To show you that marriage can be a blood sport: Richard Burton’s recently published diaries reveal that during his marriage to Elizabeth Taylor, the two of them fought almost daily. It was excellent training for Who’s Afraid of Virginia Woolf (1966), a scorching screen adaptation of Edward Albee’s play. As George and Martha, a middle-aged couple drowning in booze and disappointments, Liz and Dick sling vicious insults at each other like vials of acid. For an evening’s entertainment, they rope in a naïve young couple (George Segal and Sandy Dennis) and proceed to savage them, too. By the end, the sad secrets at the heart of both relationships have been exposed. This film should be mandatory viewing before applying for a marriage licence.
To remind you that love-and-marriage is overrated: The Cinderella myth takes it on the chin in Lola Versus (2012), an unjustly maligned comedy that subverts its romcom conventions. The inimitable Greta Gerwig is Lola, a grad student on the verge of 30, whose long-time boyfriend-turned-fiancé (Joel Kinnaman) suddenly gets cold feet. When he dumps her, Lola’s initial response is to go fetal and gorge on potato chips. Her next is to try and make him jealous by sleeping with their mutual male best friend (Hamish Linklater). After bottoming out emotionally and alienating all her pals, she comes to the startling conclusion that maybe trying to be a better person is more important than finding your prince.

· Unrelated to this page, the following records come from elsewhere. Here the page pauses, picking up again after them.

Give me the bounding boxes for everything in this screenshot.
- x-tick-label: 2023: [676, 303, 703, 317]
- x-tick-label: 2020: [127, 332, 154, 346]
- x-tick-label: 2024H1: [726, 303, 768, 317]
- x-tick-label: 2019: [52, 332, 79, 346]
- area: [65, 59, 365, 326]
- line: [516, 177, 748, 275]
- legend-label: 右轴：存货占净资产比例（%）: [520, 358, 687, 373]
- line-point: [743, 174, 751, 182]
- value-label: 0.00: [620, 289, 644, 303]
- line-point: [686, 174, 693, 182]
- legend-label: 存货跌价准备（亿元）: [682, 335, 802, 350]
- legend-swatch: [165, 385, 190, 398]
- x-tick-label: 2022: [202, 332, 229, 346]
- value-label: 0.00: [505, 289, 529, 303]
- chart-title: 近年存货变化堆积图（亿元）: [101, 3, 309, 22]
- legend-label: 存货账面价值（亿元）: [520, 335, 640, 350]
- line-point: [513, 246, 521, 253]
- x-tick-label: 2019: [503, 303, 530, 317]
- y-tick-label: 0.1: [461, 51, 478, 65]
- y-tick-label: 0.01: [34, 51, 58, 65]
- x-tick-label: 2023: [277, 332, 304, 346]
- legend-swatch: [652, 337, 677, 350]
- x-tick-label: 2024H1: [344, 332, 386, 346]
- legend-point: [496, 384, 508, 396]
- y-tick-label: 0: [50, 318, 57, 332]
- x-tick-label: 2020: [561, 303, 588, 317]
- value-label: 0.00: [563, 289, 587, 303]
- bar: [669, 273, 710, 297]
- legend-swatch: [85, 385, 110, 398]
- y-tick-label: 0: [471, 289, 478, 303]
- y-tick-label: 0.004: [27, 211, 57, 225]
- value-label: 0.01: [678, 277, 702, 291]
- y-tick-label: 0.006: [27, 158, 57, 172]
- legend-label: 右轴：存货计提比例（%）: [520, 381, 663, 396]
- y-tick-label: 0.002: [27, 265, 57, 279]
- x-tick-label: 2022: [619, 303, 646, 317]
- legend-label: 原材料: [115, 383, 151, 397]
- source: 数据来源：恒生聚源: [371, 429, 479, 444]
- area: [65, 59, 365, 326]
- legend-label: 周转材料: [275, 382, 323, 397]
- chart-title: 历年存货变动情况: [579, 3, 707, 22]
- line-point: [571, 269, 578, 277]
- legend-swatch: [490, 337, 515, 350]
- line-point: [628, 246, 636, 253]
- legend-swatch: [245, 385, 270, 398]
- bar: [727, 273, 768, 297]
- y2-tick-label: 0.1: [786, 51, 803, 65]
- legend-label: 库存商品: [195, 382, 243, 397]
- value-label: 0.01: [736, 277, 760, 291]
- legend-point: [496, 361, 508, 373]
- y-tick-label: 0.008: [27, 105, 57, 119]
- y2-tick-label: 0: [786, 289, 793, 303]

To help you remember that romantic fantasies are just that—fantasies: In Lina Wertmüller’s sex-and-politics comedy Swept Away… (1974), Giancarlo Giannini plays a poor communist sailor harassed by Mariangela Melato’s rich-bitch capitalist—until the two are stranded on a desert island and she has to rely on his survival skills. Over time, their mutual loathing morphs into torrid love, as they begin to play out a primitive domination-and-submission relationship. But when the sailor thinks they can take that Neanderthal arrangement back to civilization, he gets a rude shock. As a date movie, this Italian classic is more likely to have couples arguing than snuggling.
And for the ultimate Valentine’s buzzkill: If you have the vague romantic notion that Sex Pistols bassist Sid Vicious and his girlfriend Nancy Spungen were punk-rock’s Romeo and Juliet, then Alex Cox’s determinedly grotty Sid and Nancy (1986) will set you straight. On their first date, Gary Oldman’s skeletal Sid winds up puking in the loo while Chloe Webb’s pudgy Nancy hands him toilet paper. On their second date, he sucks her dirty toes. She’s a whiny shrew; he stumbles about semi-comatose on heroin and walks through glass doors. It all ends in a murder-suicide scenario as messy and stupid as their lives. “Love kills,” sings Joe Strummer as the end credits roll. By then, you’ll find yourself feeling pretty good about being single.